Coronavirus Day Thirteen 😷

What do you think of the Coronavirus stimulus bill? Give me the good, the bad, and the ugly.

The senate passed the Coronavirus stimulus bill last night.  Within it, at least in the current state, offers a variety of benefits and stimulus to the average American, and at the same time the potential for benefit for small business.  This two prong approach does concern me. Currently, as the bill is presented from the Senate, it does have both loan forgiveness for small businesses that are able and willing to keep its employees employed through this crisis, but at the same time offering the potential for 100% plus unemployment benefits for up to four months.  

These two core concepts are paradoxical and potentially at odds with each other.  If an individual has the opportunity to potentially make more while not working than under normal employment conditions, what is the purpose of working? Not only can employees potentially create more free time for themselves, but they can also expand their income via both the gig or cash economies that are often difficult to track and usually go unreported. 

These two approaches appear divergent and also certainly creates a situation where one group is likely to win at the other groups expense.  This framework will almost certainly cause tension and distrust among two groups of people who need cooperation and trust for and from each other to be successful.  The job creators need people willing to do the work, while the people who wish to do meaningful, long term, steady, successful work need the job creators to build this vehicle.

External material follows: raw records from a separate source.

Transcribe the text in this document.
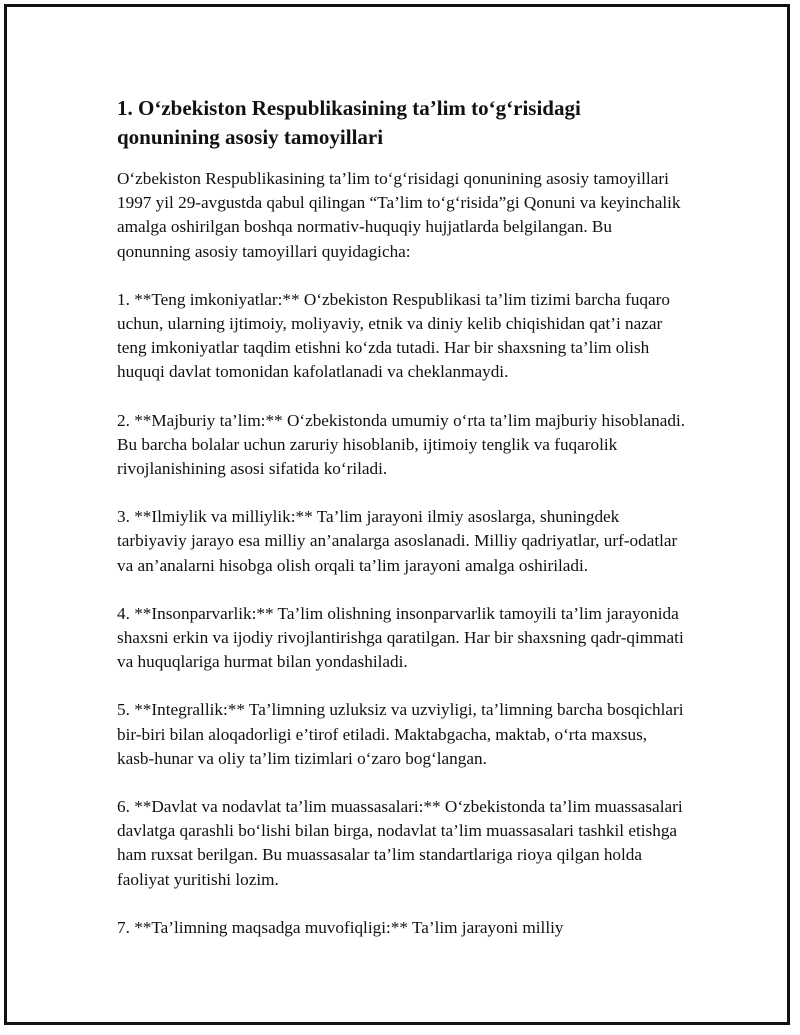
1. O‘zbekiston Respublikasining ta’lim to‘g‘risidagi qonunining asosiy tamoyillari

O‘zbekiston Respublikasining ta’lim to‘g‘risidagi qonunining asosiy tamoyillari 1997 yil 29-avgustda qabul qilingan “Ta’lim to‘g‘risida”gi Qonuni va keyinchalik amalga oshirilgan boshqa normativ-huquqiy hujjatlarda belgilangan. Bu qonunning asosiy tamoyillari quyidagicha:

1. **Teng imkoniyatlar:** O‘zbekiston Respublikasi ta’lim tizimi barcha fuqaro uchun, ularning ijtimoiy, moliyaviy, etnik va diniy kelib chiqishidan qat’i nazar teng imkoniyatlar taqdim etishni ko‘zda tutadi. Har bir shaxsning ta’lim olish huquqi davlat tomonidan kafolatlanadi va cheklanmaydi.

2. **Majburiy ta’lim:** O‘zbekistonda umumiy o‘rta ta’lim majburiy hisoblanadi. Bu barcha bolalar uchun zaruriy hisoblanib, ijtimoiy tenglik va fuqarolik rivojlanishining asosi sifatida ko‘riladi.

3. **Ilmiylik va milliylik:** Ta’lim jarayoni ilmiy asoslarga, shuningdek tarbiyaviy jarayo esa milliy an’analarga asoslanadi. Milliy qadriyatlar, urf-odatlar va an’analarni hisobga olish orqali ta’lim jarayoni amalga oshiriladi.

4. **Insonparvarlik:** Ta’lim olishning insonparvarlik tamoyili ta’lim jarayonida shaxsni erkin va ijodiy rivojlantirishga qaratilgan. Har bir shaxsning qadr-qimmati va huquqlariga hurmat bilan yondashiladi.

5. **Integrallik:** Ta’limning uzluksiz va uzviyligi, ta’limning barcha bosqichlari bir-biri bilan aloqadorligi e’tirof etiladi. Maktabgacha, maktab, o‘rta maxsus, kasb-hunar va oliy ta’lim tizimlari o‘zaro bog‘langan.

6. **Davlat va nodavlat ta’lim muassasalari:** O‘zbekistonda ta’lim muassasalari davlatga qarashli bo‘lishi bilan birga, nodavlat ta’lim muassasalari tashkil etishga ham ruxsat berilgan. Bu muassasalar ta’lim standartlariga rioya qilgan holda faoliyat yuritishi lozim.

7. **Ta’limning maqsadga muvofiqligi:** Ta’lim jarayoni milliy
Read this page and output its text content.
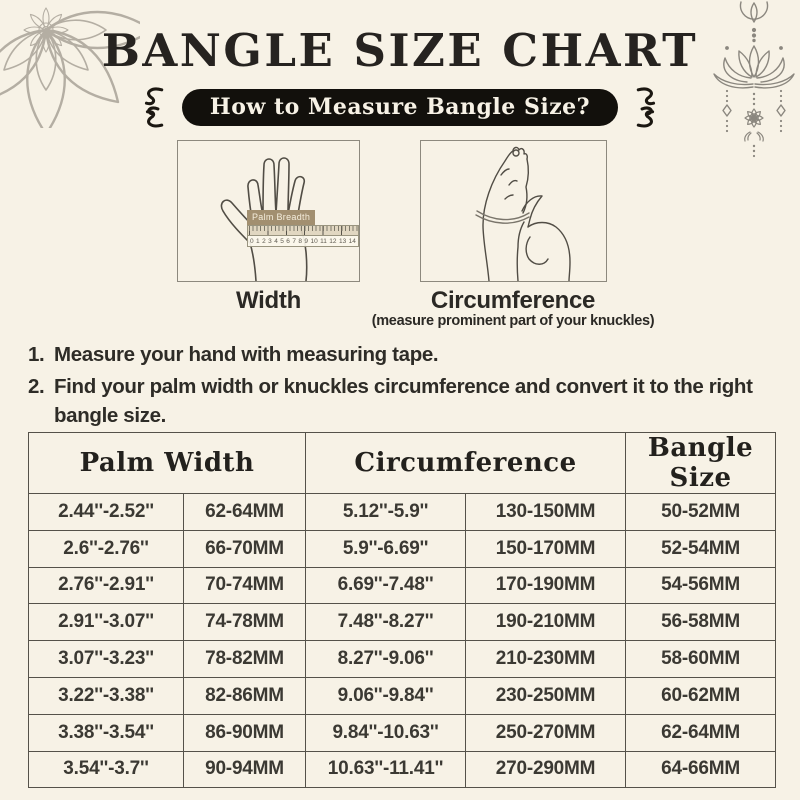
BANGLE SIZE CHART
How to Measure Bangle Size?
Palm Breadth
0 1 2 3 4 5 6 7 8 9 10 11 12 13 14
Width	Circumference
(measure prominent part of your knuckles)
1. Measure your hand with measuring tape.
2. Find your palm width or knuckles circumference and convert it to the right bangle size.
Palm Width		Circumference		Bangle Size
2.44''-2.52''	62-64MM	5.12''-5.9''	130-150MM	50-52MM
2.6''-2.76''	66-70MM	5.9''-6.69''	150-170MM	52-54MM
2.76''-2.91''	70-74MM	6.69''-7.48''	170-190MM	54-56MM
2.91''-3.07''	74-78MM	7.48''-8.27''	190-210MM	56-58MM
3.07''-3.23''	78-82MM	8.27''-9.06''	210-230MM	58-60MM
3.22''-3.38''	82-86MM	9.06''-9.84''	230-250MM	60-62MM
3.38''-3.54''	86-90MM	9.84''-10.63''	250-270MM	62-64MM
3.54''-3.7''	90-94MM	10.63''-11.41''	270-290MM	64-66MM
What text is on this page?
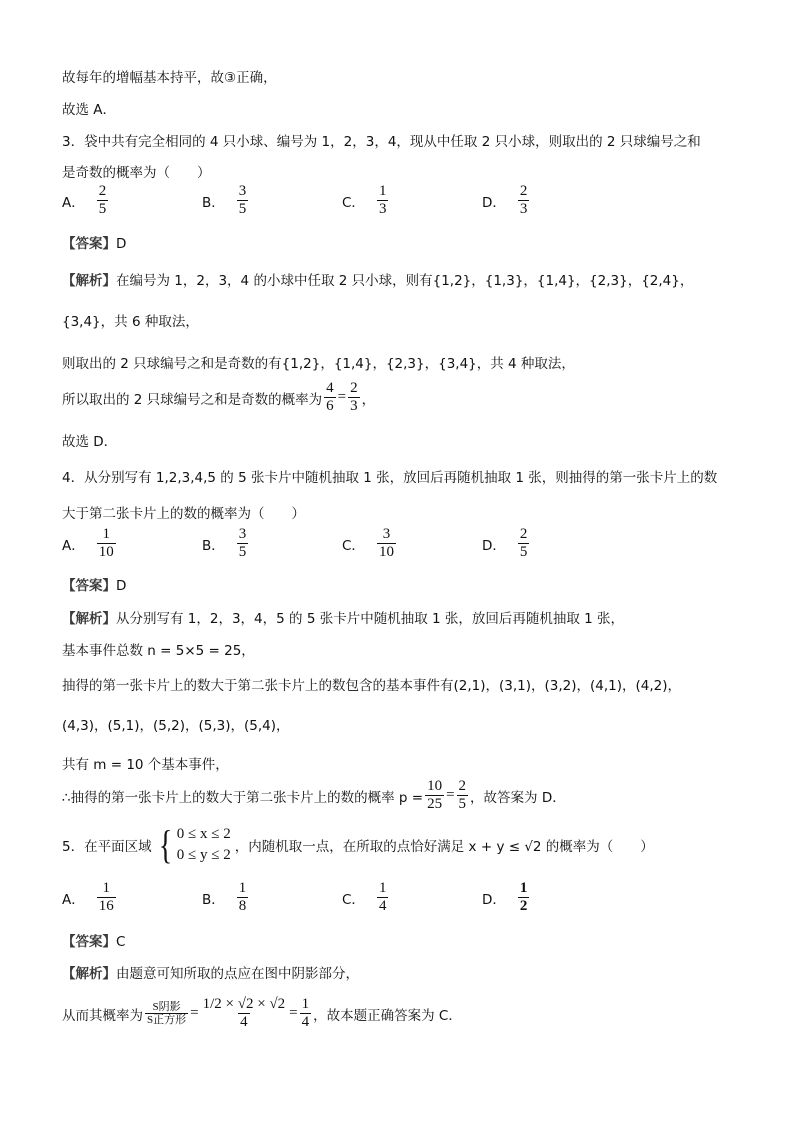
故每年的增幅基本持平，故③正确，
故选 A．
3．袋中共有完全相同的 4 只小球、编号为 1，2，3，4，现从中任取 2 只小球，则取出的 2 只球编号之和
是奇数的概率为（　　）
A． $\frac{2}{5}$	B． $\frac{3}{5}$	C． $\frac{1}{3}$	D． $\frac{2}{3}$
【答案】D
【解析】在编号为 1，2，3，4 的小球中任取 2 只小球，则有{1,2}，{1,3}，{1,4}，{2,3}，{2,4}，
{3,4}，共 6 种取法，
则取出的 2 只球编号之和是奇数的有{1,2}，{1,4}，{2,3}，{3,4}，共 4 种取法，
所以取出的 2 只球编号之和是奇数的概率为 $\frac{4}{6} = \frac{2}{3}$ ，
故选 D．
4．从分别写有 1,2,3,4,5 的 5 张卡片中随机抽取 1 张，放回后再随机抽取 1 张，则抽得的第一张卡片上的数
大于第二张卡片上的数的概率为（　　）
A． $\frac{1}{10}$	B． $\frac{3}{5}$	C． $\frac{3}{10}$	D． $\frac{2}{5}$
【答案】D
【解析】从分别写有 1，2，3，4，5 的 5 张卡片中随机抽取 1 张，放回后再随机抽取 1 张，
基本事件总数 n = 5×5 = 25，
抽得的第一张卡片上的数大于第二张卡片上的数包含的基本事件有(2,1)，(3,1)，(3,2)，(4,1)，(4,2)，
(4,3)，(5,1)，(5,2)，(5,3)，(5,4)，
共有 m = 10 个基本事件，
∴抽得的第一张卡片上的数大于第二张卡片上的数的概率 $p = \frac{10}{25} = \frac{2}{5}$ ，故答案为 D．
5．在平面区域 { 0 ≤ x ≤ 2
0 ≤ y ≤ 2 ，内随机取一点，在所取的点恰好满足 x + y ≤ √2 的概率为（　　）
A． $\frac{1}{16}$	B． $\frac{1}{8}$	C． $\frac{1}{4}$	D． $\frac{1}{2}$
【答案】C
【解析】由题意可知所取的点应在图中阴影部分，
从而其概率为 $\frac{\text{S阴影}}{\text{S正方形}} = \frac{1/2 \times √2 \times √2}{4} = \frac{1}{4}$ ，故本题正确答案为 C．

By encouraging businesses to keep people employed, by offering them loan forgiveness, but also giving employees a ‘better’ incentive to stay home, someone certainly loses. It would appear small businesses would likely suffer the most from this design, and ultimately so would the American economy.

To digress a moment, the current concept of a social safety net(s) seems necessary and reasonable to me at this point in the pandemic response, however I would hope to see a strategy put in place that encourages people to return to work as quickly as is reasonably possible and with a desire to work.  America is built on this idea. The value of hard work is important and necessary to maintaining our economic ‘superpower’ status. With such a large stimulus package, larger than our fiscal budget, strong economic indicators will be more imperative than ever.

Economists across the country are discussing the idea of a ‘doom loop,’ where our economy functions well below our production possibilities frontier for a long period of time resulting in recession, or possibly, depression type circumstances.  I fear this may be further exacerbated by unemployment benefits that are ill thought out and counter-intuitive to what we as a society hope to accomplish. 

We as a nation, whether entrepreneurs, small business owners, dedicated workers, proud Americans, Sheepdogs of our way of life. Need to realize the embodiment of our nation as a land of doers, a nation of inventors, a nation of problem-solvers, a country of productivity and big dreams. A nation built on the audacity to stand up and go to work because it in itself is essential. Going to work is as patriotic and American as it gets.